WASHINGTON (CN) — Justice Department officials on Thursday added another layer to Washington D.C.’s sandwich saga, after they revealed that the man facing federal charges for throwing a Subway footlong at a federal agent over the weekend had been an agency employee.
U.S. attorney for D.C. Jeanine Pirro announced Wednesday that her office had charged Sean Dunn, 37, with assault after a video circulated online which depicted him throwing the sandwich at a Customs and Border Patrol agent on patrol in the city’s northwest neighborhood Sunday night.
“He thought it was funny,” said Pirro in a video message posted to X on Wednesday evening. “Well, he doesn’t think it’s funny today, because we charged him with a felony.”
In addition to facing a federal assault charge, Dunn has apparently also been fired from his job — at the Justice Department. Attorney General Pam Bondi said in a statement Thursday afternoon that she had learned the man now known as the “D.C. sandwich guy” had been an agency employee. “NO LONGER,” she wrote. “Not only is he FIRED, he has been charged with a felony.”
And the attorney general levied another accusation at Dunn.
“This is an example of the Deep State we have been up against for seven months as we work to refocus DOJ,” Bondi said of the sandwich sharpshooter. “You will NOT work in this administration while disrespecting our government and law enforcement.”

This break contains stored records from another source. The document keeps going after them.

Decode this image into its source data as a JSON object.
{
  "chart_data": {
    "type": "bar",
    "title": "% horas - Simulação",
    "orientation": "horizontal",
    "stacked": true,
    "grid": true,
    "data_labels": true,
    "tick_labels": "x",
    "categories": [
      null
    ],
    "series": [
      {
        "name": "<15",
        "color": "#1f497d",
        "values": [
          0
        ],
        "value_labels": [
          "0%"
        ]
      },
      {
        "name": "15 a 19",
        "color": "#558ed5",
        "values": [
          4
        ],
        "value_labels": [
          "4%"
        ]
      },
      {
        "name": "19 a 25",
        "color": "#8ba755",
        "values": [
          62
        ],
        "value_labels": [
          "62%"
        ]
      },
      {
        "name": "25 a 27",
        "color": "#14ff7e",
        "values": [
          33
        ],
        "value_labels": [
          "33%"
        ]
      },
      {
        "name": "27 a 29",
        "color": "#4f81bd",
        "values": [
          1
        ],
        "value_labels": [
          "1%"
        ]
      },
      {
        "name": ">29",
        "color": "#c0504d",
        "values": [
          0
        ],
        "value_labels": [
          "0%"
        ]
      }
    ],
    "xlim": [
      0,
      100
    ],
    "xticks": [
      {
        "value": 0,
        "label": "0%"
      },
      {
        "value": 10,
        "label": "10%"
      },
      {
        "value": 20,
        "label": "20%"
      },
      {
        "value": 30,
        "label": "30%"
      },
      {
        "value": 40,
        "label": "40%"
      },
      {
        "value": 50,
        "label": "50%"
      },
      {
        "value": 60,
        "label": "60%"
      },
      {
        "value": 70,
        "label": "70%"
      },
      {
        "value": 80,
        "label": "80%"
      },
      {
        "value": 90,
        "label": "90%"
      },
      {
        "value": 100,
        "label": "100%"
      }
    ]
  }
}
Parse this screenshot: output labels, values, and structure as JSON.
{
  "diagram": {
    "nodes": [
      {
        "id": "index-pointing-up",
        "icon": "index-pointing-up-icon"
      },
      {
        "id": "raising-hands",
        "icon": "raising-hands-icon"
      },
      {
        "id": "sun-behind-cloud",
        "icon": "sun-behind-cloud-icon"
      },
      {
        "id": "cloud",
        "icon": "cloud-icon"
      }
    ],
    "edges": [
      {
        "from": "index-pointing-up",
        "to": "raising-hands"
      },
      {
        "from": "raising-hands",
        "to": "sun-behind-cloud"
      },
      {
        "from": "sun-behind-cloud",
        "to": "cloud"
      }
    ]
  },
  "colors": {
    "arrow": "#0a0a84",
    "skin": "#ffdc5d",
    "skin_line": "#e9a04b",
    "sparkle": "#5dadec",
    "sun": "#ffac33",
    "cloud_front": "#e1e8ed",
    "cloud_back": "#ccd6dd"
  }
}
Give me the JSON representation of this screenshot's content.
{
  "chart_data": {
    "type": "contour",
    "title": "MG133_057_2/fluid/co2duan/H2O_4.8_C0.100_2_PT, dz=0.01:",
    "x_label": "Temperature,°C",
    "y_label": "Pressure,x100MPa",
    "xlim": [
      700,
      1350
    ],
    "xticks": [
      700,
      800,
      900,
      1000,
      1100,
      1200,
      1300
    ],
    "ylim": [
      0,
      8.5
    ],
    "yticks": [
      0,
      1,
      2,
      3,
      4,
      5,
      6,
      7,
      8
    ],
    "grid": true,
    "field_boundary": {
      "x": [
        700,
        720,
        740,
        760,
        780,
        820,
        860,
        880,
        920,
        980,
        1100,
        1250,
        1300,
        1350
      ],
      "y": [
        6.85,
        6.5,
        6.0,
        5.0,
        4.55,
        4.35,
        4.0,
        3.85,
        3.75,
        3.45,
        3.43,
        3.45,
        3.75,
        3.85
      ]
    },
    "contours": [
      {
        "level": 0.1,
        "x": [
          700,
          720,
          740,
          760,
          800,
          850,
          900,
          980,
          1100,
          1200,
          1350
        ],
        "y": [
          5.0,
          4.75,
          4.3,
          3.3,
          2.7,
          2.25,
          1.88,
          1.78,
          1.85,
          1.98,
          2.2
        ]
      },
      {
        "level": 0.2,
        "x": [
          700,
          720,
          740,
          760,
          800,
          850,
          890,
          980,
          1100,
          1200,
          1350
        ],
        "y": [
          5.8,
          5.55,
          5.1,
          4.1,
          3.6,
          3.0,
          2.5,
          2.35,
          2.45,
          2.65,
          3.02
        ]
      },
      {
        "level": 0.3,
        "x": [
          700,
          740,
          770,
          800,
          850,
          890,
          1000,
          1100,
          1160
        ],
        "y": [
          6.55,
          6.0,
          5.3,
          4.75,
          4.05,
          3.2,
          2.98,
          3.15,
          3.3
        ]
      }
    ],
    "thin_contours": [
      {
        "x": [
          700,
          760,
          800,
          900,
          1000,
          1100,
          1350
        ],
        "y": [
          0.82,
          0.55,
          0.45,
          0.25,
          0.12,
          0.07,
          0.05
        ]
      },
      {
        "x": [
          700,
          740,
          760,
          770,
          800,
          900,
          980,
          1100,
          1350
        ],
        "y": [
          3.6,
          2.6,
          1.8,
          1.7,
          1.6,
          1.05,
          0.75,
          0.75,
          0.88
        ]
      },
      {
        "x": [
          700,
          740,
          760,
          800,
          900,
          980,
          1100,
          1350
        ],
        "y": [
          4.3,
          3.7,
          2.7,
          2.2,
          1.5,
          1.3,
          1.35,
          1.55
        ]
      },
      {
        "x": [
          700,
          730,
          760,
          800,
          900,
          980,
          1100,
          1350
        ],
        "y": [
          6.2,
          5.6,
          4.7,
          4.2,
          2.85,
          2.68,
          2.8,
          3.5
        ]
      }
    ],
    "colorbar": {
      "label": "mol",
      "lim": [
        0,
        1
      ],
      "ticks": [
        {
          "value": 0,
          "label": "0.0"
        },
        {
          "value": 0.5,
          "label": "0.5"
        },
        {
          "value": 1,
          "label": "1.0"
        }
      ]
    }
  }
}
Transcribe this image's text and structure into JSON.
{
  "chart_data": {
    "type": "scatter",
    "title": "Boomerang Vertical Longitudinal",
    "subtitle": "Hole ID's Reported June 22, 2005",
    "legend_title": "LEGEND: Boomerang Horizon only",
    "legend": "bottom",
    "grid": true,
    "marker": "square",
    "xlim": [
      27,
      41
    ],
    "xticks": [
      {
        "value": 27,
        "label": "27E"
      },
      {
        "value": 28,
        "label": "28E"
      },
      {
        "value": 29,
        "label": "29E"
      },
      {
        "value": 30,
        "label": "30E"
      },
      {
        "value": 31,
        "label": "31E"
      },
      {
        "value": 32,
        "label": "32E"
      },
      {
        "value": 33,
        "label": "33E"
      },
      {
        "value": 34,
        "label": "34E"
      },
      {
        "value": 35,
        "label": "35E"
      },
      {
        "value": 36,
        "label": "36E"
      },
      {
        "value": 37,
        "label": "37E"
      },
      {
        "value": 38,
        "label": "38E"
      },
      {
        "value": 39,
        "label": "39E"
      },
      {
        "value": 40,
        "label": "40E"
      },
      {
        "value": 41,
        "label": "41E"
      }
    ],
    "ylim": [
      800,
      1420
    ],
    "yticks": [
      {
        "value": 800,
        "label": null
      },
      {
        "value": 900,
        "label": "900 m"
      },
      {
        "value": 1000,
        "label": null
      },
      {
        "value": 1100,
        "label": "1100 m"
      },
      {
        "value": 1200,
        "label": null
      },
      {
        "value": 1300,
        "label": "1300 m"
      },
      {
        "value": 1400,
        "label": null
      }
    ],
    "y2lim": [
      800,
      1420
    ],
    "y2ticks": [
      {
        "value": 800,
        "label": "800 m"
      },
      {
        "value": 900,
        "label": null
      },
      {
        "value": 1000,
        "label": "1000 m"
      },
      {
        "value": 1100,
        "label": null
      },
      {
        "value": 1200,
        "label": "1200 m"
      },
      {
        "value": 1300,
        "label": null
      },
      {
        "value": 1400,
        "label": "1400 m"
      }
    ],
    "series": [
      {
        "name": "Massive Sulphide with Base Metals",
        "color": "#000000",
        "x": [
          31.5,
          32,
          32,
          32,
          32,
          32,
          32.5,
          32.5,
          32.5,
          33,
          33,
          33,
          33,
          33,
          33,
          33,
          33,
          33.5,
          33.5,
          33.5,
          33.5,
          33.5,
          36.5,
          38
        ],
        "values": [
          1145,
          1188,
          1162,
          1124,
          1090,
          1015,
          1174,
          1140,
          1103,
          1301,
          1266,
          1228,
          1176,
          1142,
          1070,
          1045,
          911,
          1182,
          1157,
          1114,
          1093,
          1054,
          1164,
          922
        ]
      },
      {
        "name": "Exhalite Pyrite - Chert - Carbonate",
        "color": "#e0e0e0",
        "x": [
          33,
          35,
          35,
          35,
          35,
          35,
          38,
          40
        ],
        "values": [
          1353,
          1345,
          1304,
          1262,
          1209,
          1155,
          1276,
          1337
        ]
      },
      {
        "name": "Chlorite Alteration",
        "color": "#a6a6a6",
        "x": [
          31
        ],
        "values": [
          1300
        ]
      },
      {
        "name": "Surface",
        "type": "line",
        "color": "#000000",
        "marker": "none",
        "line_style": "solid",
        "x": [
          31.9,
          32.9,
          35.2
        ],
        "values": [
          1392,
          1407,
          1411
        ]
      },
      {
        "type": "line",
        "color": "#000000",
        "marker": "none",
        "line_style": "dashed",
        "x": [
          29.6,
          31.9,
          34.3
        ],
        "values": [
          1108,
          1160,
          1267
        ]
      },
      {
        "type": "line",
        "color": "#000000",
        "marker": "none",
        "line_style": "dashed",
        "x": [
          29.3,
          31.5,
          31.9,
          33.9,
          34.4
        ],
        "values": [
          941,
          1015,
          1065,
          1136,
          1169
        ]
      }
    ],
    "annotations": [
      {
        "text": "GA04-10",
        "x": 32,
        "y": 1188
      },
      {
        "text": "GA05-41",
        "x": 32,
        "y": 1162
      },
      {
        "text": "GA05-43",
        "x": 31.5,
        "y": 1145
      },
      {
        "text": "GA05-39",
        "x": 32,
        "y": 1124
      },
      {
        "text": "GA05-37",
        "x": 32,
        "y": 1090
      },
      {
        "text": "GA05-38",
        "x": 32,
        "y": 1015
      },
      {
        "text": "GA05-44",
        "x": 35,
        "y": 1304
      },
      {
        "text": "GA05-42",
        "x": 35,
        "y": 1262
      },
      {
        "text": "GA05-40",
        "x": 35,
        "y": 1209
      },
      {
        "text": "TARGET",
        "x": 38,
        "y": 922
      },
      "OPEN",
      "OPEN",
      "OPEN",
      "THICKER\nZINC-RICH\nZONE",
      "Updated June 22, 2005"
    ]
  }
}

In their criminal complaint, filed in the U.S. District Court for D.C., federal prosecutors said Dunn had yelled “obscenities” at the federal agent prior to throwing the offending sandwich. After the suspect was arrested, he told officers, “I threw a sandwich,” according to the complaint.
Prosecutors are seeking a conviction on a federal simple assault charge, a crime which carries a maximum penalty of eight years in prison.
Sunday’s sandwich strike came amid a growing string of demonstrations against federal law enforcement deployed to D.C. by President Donald Trump in an effort to curb what he has characterized as rampant crime in the nation’s capital.
In D.C.’s 14th Street neighborhood Wednesday night, protesters harangued federal agents and Metropolitan Police Department officers who had set up a checkpoint. Officers wearing masks stopped cars and made at least one arrest as onlookers yelled at them.
Trump on Monday federalized the D.C. police force, using a provision in the 1973 D.C. Home Rule Act which allows the president to take control of local police in an emergency. Though federal law says Trump can only take over the capital city’s police department for 30 days, he said Wednesday that he would seek to extend that authority.
“You can’t have 30 days,” he told reporters, adding that any extension would be “long-term” and suggesting that he could unilaterally renew his control over D.C. Metro Police without congressional approval.
Trump this week also deployed the National Guard to the capital, though their mission is limited to guarding federal property. Guard members have been spotted at the National Mall and Columbus Circle near D.C.’s Union Station.
The White House’s crackdown on crime in the capital city has also been used as a vehicle for Immigration and Customs Enforcement agents to conduct raids on businesses across D.C.
Immigration authorities were spotted at a Home Depot in the city’s northeast quadrant on Tuesday, where they reportedly took as many as a dozen people into custody.
And D.C. Police Chief Pamela Smith on Thursday morning released an order which allowed police officers to assist federal immigration agents by informing them about people who are not in custody, such as subjects of traffic stops. Smith also ordered police to help ICE agents transport detained people.
D.C. is a sanctuary city, meaning that municipal agencies cannot detain people to assist immigration authorities.
Trump’s crackdown on crime in the nation’s capital comes despite statistics which show that D.C. is currently experiencing its lowest crime rate in decades. According to a January report from the U.S. attorney’s office in D.C., violent crime dropped 35% compared with 2023 rates, a 30-year low.
The White House, though, has accused D.C. officials of misreporting crime statistics and pointed to other studies suggesting that crimes in the capital city have become more likely to escalate to homicide.
Meanwhile, FBI Director Kash Patel said Thursday that the agency and law enforcement partners made 45 arrests overnight on Wednesday, including 29 related to immigration offenses. Among the charges handed down by federal authorities were possession of child sex abuse material, illegal firearms possession and drug trafficking, he said.
And at the bottom of that list of offenses: “Subway Sandwich Assault.”